January 22, 2008
The International Brotherhood of Teamsters and the Business
Travel Coalition, a travel buyer advocacy group, will launch a national
discussion about how U.S. airlines are outsourcing more and more of their vital
repair work to overseas third-party facilities, off-shoring U.S. jobs and
putting the flying public at risk.
The groups will be co-sponsoring the Aircraft Maintenance
Outsourcing Summit from 9:00 a.m. to 12:30 p.m., February 11 at the Omni
Shoreham Hotel in Washington, D.C.
All stakeholders in the outsourcing debate are invited:
passengers, corporate travel buyers, airlines, maintenance technicians, FAA
inspectors and administrators, aircraft maintenance firms and members of
Congress and their staffs.
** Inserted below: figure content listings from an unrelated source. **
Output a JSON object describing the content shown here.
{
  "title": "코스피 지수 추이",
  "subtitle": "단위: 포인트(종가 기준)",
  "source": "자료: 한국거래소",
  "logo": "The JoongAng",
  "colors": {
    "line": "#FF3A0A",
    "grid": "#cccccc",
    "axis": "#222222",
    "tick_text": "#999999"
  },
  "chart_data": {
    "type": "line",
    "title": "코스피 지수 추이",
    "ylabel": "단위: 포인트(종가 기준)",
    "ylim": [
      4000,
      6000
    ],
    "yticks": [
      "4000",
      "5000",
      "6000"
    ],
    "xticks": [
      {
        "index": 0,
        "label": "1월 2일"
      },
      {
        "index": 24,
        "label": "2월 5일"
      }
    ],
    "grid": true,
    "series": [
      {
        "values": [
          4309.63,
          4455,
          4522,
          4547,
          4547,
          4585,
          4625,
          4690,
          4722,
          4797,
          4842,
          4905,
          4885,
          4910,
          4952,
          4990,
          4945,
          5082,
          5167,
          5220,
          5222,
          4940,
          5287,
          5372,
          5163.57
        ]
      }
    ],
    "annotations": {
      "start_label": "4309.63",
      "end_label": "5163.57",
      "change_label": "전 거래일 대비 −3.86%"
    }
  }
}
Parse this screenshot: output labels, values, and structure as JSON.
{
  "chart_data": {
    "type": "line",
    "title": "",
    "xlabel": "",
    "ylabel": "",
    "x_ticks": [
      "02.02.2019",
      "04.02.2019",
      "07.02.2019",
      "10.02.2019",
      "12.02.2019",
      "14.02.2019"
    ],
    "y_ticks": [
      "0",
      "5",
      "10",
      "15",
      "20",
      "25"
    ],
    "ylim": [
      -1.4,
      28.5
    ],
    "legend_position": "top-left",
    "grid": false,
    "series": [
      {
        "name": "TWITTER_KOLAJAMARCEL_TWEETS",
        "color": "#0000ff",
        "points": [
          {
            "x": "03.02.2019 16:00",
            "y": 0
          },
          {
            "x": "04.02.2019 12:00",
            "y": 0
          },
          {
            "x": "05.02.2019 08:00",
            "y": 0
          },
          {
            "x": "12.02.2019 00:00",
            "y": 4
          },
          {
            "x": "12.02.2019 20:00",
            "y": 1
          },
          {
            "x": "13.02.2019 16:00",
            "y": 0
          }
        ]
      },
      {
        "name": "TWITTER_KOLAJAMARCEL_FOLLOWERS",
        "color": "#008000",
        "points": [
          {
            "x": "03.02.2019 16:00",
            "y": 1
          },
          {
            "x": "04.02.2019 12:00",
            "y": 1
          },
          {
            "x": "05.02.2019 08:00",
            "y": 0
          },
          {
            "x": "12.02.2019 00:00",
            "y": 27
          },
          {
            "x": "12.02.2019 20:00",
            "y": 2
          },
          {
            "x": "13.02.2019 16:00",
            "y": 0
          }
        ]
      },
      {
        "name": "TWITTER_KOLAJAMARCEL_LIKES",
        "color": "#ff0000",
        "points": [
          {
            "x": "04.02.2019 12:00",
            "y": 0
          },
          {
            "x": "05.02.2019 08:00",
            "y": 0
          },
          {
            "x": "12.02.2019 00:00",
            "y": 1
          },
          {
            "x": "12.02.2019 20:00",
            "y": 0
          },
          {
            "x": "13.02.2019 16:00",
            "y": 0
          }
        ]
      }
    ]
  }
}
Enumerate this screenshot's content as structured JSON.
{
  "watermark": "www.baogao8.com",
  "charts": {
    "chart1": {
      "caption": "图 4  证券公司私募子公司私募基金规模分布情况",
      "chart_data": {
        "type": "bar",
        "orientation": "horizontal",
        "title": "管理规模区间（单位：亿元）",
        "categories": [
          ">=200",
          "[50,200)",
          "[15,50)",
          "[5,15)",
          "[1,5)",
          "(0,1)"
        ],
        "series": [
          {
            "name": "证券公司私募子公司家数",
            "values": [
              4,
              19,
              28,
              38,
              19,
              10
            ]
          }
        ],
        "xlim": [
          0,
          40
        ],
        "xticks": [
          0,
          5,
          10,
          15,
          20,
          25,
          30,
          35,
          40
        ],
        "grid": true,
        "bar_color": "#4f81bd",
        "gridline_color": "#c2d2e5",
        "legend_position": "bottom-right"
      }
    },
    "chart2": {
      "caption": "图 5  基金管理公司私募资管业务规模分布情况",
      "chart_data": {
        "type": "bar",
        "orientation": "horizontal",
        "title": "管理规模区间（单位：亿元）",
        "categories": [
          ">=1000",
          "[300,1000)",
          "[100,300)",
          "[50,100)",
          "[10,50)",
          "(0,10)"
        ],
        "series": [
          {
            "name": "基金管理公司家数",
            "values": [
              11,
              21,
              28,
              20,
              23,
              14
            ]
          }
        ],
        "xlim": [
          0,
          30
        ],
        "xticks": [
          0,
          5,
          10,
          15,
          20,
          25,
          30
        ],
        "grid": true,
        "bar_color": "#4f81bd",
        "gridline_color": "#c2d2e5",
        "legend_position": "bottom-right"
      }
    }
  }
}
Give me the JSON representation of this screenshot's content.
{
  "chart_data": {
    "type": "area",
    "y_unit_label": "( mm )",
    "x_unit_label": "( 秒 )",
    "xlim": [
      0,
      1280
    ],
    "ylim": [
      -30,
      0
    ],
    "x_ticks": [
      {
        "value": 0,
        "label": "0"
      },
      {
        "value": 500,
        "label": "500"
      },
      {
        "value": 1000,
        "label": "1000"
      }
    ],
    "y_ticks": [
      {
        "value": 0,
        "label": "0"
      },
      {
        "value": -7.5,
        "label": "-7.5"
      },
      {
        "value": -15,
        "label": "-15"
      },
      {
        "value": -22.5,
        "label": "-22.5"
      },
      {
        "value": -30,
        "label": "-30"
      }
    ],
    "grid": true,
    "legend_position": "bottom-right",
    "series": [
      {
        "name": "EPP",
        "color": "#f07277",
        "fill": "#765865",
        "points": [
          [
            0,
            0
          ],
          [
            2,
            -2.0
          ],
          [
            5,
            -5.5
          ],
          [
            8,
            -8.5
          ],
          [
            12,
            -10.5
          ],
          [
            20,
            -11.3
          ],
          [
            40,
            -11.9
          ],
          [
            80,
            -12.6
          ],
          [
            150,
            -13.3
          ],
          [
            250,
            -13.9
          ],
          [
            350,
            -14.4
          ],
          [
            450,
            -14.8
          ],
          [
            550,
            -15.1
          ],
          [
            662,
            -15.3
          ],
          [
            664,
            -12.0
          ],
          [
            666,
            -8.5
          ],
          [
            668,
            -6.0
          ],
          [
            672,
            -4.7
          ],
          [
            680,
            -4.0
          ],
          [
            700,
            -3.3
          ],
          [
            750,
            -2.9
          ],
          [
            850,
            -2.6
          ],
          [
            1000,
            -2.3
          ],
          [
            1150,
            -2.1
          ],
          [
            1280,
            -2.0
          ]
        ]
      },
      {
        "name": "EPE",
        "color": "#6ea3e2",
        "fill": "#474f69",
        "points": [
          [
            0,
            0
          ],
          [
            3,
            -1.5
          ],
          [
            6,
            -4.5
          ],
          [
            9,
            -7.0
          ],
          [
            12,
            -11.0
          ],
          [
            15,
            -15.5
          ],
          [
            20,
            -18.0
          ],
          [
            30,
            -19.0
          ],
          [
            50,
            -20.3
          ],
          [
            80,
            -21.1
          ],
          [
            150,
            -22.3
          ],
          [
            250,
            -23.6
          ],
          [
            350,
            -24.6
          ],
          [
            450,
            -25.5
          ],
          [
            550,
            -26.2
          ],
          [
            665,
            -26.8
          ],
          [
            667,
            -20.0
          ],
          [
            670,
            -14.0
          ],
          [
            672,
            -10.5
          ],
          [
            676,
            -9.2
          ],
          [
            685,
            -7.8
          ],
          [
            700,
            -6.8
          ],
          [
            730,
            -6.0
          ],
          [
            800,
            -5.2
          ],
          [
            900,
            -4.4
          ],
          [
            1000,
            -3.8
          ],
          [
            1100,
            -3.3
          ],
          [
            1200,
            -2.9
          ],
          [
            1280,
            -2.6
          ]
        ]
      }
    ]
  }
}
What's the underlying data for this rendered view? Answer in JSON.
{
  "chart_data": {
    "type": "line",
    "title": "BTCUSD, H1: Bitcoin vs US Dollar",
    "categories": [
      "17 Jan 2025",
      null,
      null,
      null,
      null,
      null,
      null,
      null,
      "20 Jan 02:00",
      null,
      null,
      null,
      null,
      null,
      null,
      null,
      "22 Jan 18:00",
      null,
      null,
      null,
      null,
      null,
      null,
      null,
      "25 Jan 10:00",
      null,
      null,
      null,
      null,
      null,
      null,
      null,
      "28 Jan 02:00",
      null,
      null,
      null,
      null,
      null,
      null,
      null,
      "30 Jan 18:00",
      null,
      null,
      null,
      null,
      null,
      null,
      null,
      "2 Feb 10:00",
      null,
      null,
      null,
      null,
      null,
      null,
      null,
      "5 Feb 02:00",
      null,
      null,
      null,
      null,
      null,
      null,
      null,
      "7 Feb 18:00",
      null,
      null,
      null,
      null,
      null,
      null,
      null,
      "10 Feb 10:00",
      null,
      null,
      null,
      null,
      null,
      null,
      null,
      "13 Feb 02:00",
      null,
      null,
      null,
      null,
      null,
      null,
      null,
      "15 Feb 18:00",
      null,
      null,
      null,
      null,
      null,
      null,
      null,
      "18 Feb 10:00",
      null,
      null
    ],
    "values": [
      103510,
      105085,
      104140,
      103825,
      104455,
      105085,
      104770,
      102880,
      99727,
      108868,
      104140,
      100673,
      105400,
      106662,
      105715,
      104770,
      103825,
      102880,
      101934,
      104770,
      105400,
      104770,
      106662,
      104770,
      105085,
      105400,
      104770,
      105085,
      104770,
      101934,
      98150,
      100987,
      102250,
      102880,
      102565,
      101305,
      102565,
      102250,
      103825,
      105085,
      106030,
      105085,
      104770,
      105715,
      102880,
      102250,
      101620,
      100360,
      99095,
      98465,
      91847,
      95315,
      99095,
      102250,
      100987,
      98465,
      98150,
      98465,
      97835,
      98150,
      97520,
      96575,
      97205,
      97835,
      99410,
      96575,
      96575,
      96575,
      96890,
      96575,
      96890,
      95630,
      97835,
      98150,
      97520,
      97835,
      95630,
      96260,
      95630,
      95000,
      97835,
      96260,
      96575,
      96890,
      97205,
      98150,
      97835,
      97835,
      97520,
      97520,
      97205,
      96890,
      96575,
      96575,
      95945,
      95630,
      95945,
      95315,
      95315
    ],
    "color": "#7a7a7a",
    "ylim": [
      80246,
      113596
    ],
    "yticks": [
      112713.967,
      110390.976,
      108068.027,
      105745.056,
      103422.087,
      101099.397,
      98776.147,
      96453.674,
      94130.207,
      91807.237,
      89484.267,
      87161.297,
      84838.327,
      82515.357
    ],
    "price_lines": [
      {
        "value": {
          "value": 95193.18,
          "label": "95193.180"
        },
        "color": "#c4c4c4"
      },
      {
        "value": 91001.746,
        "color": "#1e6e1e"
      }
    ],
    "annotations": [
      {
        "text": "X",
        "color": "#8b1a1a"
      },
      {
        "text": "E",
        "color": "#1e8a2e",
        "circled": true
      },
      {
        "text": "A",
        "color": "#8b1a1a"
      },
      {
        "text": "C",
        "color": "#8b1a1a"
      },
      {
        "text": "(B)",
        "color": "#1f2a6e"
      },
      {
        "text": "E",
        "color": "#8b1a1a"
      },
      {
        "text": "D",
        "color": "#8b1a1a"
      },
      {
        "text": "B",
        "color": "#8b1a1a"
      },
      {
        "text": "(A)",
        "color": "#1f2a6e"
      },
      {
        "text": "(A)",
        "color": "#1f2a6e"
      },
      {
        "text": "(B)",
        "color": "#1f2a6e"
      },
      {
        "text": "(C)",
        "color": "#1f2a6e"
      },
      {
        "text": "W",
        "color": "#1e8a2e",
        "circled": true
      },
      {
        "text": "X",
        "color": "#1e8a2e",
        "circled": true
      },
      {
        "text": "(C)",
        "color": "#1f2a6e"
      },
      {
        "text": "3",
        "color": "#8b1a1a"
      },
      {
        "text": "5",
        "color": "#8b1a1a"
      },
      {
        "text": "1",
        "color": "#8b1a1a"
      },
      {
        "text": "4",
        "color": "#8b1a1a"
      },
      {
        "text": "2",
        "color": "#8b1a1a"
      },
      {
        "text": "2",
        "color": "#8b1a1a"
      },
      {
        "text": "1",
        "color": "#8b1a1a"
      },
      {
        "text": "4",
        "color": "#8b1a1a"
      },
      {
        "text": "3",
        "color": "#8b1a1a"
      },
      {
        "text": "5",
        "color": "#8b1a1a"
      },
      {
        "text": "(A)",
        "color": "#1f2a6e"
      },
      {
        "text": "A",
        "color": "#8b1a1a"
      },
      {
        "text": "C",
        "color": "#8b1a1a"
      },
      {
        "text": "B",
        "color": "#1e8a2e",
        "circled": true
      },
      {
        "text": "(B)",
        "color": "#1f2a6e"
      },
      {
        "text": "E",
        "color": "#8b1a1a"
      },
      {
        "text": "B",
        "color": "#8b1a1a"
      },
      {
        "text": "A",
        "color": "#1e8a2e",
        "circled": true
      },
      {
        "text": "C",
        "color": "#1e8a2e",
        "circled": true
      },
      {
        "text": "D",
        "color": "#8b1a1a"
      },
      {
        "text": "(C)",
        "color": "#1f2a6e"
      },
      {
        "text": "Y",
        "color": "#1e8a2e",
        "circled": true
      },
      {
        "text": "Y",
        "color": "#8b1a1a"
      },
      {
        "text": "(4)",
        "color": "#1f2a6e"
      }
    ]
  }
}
Summit proceedings will be broadcast live over the
Internet.
Registration is free
but seating is limited.
Foreign repair facilities in China, South Korea, Singapore,
El Salvador, Mexico and the Philippines do not follow the same safety and
security rules U.S. facilities must follow. They aren’t required to hire
FAA-certificated mechanics, perform criminal background checks, or have their
mechanics pass alcohol and drug testing.
Outsourcing airplane repairs to unskilled,
non-FAA-certificated mechanics not only destroys good-paying jobs in America, it
also endangers passengers.
Outsourcing has also been tied to flight delays and
cancellations.
The Summit will examine the risks of outsourcing and explore
potential solutions.
It will feature expert panels and keynote addresses from
Teamsters General President Jim Hoffa, industry and government leaders.